During this experience, you will encounter the most nasty, mean-spirited people on the face of the planet, who not only don't care about you or your property, but also seem to take joy in the fact that they have this tiny amount of power to hurt people with. The entire process is awful and should not exist in a free society. I would not be exaggerating if I said that I wish physical harm on them and their families.

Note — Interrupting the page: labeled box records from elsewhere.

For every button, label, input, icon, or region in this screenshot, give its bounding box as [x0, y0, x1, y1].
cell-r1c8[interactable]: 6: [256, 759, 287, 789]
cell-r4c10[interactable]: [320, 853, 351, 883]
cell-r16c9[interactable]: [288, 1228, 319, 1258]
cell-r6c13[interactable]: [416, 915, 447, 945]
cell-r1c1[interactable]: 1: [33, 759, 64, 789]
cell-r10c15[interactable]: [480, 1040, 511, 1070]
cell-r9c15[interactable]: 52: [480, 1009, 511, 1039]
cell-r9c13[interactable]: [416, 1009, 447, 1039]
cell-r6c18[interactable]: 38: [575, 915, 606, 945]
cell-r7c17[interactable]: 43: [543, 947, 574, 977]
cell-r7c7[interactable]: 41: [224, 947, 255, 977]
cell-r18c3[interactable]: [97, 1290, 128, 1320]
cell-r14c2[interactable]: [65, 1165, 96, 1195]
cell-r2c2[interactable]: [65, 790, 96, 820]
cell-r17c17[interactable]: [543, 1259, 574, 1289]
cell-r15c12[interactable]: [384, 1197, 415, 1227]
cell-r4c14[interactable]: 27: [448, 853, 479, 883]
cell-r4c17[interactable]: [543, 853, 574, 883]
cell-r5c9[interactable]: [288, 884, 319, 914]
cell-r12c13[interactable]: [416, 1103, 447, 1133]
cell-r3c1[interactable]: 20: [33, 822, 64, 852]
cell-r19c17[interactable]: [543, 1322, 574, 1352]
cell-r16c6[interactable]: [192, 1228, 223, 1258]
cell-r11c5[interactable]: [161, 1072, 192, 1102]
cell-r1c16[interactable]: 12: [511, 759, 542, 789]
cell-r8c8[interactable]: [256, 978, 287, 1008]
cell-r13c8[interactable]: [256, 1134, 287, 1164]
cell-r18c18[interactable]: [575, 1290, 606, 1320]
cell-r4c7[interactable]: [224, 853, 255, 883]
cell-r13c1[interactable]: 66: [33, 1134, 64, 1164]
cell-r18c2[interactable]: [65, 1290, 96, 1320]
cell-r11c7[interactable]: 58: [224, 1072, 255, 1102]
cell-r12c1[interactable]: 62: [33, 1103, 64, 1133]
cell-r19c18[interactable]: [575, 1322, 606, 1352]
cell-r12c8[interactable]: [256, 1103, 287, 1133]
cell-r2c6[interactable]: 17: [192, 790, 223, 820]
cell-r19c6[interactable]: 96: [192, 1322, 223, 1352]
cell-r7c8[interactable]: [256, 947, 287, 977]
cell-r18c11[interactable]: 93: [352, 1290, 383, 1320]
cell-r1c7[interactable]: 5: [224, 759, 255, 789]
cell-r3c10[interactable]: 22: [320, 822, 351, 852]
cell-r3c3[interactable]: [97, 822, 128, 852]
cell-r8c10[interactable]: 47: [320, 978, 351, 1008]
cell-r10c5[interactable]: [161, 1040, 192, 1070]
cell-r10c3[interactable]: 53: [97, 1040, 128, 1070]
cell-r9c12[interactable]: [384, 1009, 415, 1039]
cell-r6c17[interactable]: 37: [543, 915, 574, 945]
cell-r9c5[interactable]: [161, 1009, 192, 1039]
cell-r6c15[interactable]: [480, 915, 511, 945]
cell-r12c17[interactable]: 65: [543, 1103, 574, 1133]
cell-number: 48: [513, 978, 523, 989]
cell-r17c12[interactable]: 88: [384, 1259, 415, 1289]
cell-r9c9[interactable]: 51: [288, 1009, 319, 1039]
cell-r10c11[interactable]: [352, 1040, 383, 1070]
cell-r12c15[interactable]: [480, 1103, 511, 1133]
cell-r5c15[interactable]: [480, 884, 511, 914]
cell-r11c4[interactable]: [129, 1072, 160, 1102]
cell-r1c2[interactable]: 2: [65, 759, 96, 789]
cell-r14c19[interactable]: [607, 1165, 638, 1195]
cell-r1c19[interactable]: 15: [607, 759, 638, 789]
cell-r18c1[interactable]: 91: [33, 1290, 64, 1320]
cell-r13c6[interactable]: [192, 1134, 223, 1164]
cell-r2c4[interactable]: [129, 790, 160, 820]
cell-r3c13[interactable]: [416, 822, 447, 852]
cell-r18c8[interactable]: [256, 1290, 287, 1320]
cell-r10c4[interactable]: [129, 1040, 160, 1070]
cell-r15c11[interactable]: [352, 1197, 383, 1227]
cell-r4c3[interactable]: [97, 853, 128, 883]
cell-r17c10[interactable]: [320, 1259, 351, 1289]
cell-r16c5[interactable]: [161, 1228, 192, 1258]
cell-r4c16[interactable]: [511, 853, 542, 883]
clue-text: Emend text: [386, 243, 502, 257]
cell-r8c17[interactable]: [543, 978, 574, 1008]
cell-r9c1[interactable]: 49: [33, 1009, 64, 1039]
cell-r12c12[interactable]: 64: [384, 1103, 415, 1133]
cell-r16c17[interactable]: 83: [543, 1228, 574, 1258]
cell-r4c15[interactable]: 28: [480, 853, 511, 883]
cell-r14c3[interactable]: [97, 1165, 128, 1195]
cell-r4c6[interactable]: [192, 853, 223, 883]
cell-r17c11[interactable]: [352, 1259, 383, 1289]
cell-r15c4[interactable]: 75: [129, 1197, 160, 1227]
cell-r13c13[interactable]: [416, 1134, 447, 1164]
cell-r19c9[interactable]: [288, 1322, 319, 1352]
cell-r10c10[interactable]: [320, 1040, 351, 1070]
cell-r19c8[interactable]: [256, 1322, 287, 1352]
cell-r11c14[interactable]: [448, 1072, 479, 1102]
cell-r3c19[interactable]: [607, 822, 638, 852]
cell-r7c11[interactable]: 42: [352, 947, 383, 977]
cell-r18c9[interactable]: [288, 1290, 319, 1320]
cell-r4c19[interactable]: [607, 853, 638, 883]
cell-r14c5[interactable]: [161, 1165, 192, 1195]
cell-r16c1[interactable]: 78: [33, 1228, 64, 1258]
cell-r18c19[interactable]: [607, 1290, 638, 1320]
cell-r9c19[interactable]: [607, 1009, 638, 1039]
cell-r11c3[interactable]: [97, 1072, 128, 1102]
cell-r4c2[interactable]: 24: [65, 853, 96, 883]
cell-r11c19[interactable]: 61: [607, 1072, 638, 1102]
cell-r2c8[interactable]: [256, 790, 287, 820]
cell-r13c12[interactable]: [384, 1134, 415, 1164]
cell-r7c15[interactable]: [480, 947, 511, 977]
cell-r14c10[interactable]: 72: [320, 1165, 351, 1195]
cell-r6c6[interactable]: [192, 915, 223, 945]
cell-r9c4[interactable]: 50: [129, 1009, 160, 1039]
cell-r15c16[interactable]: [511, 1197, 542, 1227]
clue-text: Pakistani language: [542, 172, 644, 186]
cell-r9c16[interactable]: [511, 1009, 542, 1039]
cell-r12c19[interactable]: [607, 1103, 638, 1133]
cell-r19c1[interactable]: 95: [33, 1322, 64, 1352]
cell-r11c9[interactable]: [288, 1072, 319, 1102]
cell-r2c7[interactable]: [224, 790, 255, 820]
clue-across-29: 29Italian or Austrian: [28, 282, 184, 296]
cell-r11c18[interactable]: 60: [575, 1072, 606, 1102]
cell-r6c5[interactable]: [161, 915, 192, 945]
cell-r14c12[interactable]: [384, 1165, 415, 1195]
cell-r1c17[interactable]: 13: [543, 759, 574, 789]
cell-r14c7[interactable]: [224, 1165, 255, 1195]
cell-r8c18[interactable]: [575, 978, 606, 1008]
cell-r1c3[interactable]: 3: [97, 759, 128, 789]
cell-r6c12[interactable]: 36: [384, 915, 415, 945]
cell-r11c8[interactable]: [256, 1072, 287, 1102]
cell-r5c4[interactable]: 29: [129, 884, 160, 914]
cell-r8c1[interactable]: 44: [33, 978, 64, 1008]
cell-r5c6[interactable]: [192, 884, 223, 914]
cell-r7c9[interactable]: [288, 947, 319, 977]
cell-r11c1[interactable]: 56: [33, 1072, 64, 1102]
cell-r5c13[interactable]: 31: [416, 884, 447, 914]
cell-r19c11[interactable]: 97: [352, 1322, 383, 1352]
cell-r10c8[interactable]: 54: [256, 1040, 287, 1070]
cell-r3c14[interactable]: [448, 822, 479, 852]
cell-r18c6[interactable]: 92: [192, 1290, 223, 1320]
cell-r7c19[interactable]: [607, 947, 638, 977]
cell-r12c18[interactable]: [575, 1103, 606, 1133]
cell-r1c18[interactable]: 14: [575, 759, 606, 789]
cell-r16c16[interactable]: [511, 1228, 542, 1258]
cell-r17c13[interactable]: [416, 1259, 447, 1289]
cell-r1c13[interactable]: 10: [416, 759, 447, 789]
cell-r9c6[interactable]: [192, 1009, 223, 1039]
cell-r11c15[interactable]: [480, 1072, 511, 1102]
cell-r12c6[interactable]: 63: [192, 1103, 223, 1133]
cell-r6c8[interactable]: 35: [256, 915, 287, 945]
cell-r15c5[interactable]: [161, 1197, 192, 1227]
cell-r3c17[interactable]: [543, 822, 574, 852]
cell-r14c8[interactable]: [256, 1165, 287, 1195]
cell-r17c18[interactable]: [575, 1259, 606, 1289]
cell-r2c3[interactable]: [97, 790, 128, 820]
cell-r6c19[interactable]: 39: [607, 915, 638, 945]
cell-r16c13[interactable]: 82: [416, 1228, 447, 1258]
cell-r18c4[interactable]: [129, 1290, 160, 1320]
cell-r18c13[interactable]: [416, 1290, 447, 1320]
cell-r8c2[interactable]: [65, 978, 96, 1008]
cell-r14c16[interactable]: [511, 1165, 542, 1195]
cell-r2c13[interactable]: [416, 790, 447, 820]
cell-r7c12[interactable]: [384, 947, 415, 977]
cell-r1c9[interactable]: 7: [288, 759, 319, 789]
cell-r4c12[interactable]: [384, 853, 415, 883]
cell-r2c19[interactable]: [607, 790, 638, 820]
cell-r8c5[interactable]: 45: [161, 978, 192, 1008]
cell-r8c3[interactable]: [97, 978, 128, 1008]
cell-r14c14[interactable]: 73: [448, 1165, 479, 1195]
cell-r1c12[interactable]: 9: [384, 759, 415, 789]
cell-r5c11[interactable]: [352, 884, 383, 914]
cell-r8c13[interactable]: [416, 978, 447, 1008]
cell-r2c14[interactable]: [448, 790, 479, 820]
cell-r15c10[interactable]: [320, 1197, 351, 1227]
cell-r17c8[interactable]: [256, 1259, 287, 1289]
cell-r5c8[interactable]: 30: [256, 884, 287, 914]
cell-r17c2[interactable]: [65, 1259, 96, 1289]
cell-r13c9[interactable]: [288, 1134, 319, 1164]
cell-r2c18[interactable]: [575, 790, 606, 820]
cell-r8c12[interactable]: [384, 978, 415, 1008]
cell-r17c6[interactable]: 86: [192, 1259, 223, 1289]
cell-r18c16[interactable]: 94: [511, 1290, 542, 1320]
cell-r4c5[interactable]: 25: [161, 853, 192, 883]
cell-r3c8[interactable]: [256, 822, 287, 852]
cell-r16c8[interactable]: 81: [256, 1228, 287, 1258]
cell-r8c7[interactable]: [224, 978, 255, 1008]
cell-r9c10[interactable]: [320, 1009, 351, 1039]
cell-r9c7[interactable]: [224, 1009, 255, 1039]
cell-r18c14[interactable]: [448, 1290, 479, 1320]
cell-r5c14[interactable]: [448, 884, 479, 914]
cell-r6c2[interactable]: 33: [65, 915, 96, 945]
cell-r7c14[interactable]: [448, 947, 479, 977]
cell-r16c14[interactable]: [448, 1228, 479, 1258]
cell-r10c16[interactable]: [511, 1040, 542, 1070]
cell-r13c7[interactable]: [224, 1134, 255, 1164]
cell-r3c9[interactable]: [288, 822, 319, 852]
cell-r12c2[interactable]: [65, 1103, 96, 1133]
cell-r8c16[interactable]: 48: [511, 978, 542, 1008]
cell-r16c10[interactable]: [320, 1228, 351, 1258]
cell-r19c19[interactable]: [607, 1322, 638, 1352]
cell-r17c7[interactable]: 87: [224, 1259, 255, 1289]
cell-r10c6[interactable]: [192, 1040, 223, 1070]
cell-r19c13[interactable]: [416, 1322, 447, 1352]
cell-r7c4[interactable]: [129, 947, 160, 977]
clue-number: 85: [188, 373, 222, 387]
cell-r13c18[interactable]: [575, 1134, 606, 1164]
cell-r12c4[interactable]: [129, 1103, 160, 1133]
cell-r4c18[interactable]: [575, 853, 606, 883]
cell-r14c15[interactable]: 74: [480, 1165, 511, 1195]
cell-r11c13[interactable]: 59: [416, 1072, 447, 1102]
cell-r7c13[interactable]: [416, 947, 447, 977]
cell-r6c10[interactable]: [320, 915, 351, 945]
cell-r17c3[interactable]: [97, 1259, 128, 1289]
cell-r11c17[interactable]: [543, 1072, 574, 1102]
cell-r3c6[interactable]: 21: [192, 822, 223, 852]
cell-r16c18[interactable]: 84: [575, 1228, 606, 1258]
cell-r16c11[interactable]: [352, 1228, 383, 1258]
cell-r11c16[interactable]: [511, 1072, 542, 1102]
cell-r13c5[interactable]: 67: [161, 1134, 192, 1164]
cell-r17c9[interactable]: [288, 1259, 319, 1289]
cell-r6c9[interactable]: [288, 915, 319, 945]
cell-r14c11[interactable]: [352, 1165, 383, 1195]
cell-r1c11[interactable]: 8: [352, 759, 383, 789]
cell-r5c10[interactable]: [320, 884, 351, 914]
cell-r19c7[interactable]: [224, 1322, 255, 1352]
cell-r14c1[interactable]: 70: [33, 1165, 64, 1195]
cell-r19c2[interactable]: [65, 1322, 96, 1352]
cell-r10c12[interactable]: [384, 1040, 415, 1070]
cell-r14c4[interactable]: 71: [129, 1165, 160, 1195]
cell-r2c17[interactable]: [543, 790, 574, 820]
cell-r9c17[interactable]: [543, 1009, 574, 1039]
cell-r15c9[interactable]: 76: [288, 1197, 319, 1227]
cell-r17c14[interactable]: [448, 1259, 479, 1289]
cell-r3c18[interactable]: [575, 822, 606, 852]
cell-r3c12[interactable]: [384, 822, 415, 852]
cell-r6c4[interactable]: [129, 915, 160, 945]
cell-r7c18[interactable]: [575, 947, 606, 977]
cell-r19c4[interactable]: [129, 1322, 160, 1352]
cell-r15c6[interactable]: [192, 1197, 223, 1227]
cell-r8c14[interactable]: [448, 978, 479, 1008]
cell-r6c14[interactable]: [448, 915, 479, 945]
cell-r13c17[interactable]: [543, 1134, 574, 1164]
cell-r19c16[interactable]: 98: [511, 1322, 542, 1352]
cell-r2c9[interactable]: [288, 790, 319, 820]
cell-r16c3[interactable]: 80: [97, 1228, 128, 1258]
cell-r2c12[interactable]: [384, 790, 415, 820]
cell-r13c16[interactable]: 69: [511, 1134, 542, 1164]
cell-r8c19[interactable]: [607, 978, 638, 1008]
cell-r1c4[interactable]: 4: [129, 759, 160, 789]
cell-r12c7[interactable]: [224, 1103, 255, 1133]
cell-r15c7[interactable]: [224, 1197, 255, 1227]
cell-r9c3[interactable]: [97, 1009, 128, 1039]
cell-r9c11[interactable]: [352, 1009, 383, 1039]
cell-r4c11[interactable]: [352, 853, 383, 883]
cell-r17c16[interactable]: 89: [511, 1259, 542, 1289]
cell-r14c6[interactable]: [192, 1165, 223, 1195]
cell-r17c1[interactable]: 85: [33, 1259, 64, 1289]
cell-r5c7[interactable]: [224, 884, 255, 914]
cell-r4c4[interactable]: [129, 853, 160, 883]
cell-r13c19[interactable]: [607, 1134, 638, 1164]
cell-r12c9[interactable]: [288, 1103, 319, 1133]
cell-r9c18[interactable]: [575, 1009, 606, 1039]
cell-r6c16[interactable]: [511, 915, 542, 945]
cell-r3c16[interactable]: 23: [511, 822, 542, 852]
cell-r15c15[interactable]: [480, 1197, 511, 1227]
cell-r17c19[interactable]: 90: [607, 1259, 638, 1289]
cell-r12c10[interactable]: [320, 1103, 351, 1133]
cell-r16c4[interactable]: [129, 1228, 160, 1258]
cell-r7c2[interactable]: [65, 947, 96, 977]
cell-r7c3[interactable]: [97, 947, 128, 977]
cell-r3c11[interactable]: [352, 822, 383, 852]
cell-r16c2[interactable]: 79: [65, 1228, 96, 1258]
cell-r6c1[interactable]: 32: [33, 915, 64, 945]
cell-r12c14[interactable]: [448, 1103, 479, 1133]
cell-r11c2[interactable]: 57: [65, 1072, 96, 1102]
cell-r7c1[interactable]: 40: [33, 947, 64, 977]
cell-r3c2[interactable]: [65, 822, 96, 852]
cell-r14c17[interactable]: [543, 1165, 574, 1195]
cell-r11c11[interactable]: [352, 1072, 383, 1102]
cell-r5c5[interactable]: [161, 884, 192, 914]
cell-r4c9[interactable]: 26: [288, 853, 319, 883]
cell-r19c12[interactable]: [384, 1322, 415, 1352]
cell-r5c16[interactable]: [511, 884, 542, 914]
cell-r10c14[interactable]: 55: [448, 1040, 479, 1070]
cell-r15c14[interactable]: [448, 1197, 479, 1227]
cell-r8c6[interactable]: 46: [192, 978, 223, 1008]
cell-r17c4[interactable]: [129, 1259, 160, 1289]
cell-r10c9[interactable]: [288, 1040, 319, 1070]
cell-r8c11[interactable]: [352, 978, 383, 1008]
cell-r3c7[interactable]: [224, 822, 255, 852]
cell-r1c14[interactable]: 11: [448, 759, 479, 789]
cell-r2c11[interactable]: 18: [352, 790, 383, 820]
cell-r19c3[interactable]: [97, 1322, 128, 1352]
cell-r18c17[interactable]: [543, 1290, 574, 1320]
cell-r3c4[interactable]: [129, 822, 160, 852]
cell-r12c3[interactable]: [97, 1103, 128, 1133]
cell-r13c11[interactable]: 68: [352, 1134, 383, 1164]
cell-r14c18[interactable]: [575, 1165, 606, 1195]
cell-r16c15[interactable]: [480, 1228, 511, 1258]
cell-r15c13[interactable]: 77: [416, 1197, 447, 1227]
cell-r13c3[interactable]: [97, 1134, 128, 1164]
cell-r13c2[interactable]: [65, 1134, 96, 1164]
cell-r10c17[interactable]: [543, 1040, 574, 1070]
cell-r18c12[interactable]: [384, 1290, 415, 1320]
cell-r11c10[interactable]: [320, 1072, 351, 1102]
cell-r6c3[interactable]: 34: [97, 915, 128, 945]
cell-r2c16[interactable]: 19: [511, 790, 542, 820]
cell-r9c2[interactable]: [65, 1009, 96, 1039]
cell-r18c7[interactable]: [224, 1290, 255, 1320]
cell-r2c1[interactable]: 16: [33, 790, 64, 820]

So while its wonderful that wherever it is that your happy friendly tow company operates gets the benefit of your benevolence, you should probably know that when you take someone's private property away from them, they're going to be upset. And quite frankly, I seem to recall something in the constitution about not being able to deprive an individual of their 'life, liberty or property without due process of law'... so unless some asshole with a ticket book or a deliberately unintelligible parking sign now constitutes 'due process', I would expect more people to not be happy with your work.
11/30/09
11/29/09
11/29/09
The other 10% of the time was spent towing cars the townies would abandon in the dorm overnight parking lots. I got very good at noticing the dirt around the tires as an indicator of a car that hadn't moved in months.
11/29/09
11/29/09
11/29/09
It usually costs us around $500/yr for a parking pass (cheapest variety) so no wonder they get to afford all the fancy devices. That's why most people take the big blue bus.